Les enquêtes des investisseurs quantitativistes ont
montré que certains de ces facteurs permettent à l’investisseur, à long terme,
de réaliser des rendements supérieurs à la moyenne. C’est le cas notamment
avec le critère du ratio cours/valeur comptable. Moins un titre coûte cher par
rapport à la valeur comptable par action de la compagnie, plus il a de chances
de fournir de bons rendements à long terme.
On a constaté également que la taille des entreprises
avait un effet important sur le rendement du portefeuille. Ainsi, plus un
portefeuille est composé d’entreprises de petite taille (mesuré par la
capitalisations boursière, ou le nombre d’actions en circulation multiplié par
le prix de l’action), plus grandes sont ses chances de réaliser un haut
rendement.
Si, depuis le début des années 1900, ces deux critères
ont généré les meilleurs rendements à la Bourse, il faut admettre que la
décennie 1990 a joué les troubles-fêtes. En effet, ce sont les entreprises de
grande taille ayant des multiples cours/valeur comptable élevés qui ont
procuré les meilleurs rendements aux investisseurs nord-américains et
européens.
Ainsi, certains critères de sélection de titres sont
très performants lors de conjonctures particulières, alors que d’autres ne le
sont pas du tout; et quelques années plus tard on constate que c’est l’inverse
qui se produit. La roue tourne ainsi sans qu’on sache trop pourquoi les
facteurs performants d’hier ne le sont plus aujourd’hui, et pourquoi les
facteurs performants d’aujourd’hui étaient de si peu d’aide hier.
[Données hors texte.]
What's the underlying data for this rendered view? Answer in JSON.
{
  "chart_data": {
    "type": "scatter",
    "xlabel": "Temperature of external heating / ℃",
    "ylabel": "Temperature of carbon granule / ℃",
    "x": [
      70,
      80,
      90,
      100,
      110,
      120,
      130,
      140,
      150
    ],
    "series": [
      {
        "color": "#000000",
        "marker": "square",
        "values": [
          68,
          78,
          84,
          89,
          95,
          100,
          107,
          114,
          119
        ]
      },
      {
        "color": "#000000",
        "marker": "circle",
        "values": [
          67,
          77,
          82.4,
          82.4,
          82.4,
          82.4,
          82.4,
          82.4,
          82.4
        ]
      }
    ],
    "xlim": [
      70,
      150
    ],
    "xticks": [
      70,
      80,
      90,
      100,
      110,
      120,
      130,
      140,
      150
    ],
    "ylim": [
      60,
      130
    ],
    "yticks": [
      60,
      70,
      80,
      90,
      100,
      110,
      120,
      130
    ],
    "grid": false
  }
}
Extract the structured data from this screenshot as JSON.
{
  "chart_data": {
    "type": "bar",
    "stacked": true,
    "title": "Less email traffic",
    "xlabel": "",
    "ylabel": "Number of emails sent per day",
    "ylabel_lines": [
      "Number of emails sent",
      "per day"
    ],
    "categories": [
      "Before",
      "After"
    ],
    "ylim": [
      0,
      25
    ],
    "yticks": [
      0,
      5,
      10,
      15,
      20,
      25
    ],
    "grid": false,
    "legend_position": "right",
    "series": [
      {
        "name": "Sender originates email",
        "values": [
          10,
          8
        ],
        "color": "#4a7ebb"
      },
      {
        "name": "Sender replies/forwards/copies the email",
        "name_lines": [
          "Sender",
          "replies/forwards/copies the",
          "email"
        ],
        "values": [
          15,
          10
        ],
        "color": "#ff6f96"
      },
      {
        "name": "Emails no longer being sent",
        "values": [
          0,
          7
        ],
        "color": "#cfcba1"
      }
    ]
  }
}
La seule façon de ne pas se faire piéger par ces
cycles boursiers, prétendent quelques investisseurs quantitativistes, est
d’identifier les facteurs les plus performants et les plus stables à long
terme, c’est-à-dire sur une échéance d’environ une vingtaine d’années. Un
horizon de placement tout à fait raisonnable pour l’investisseur sérieux.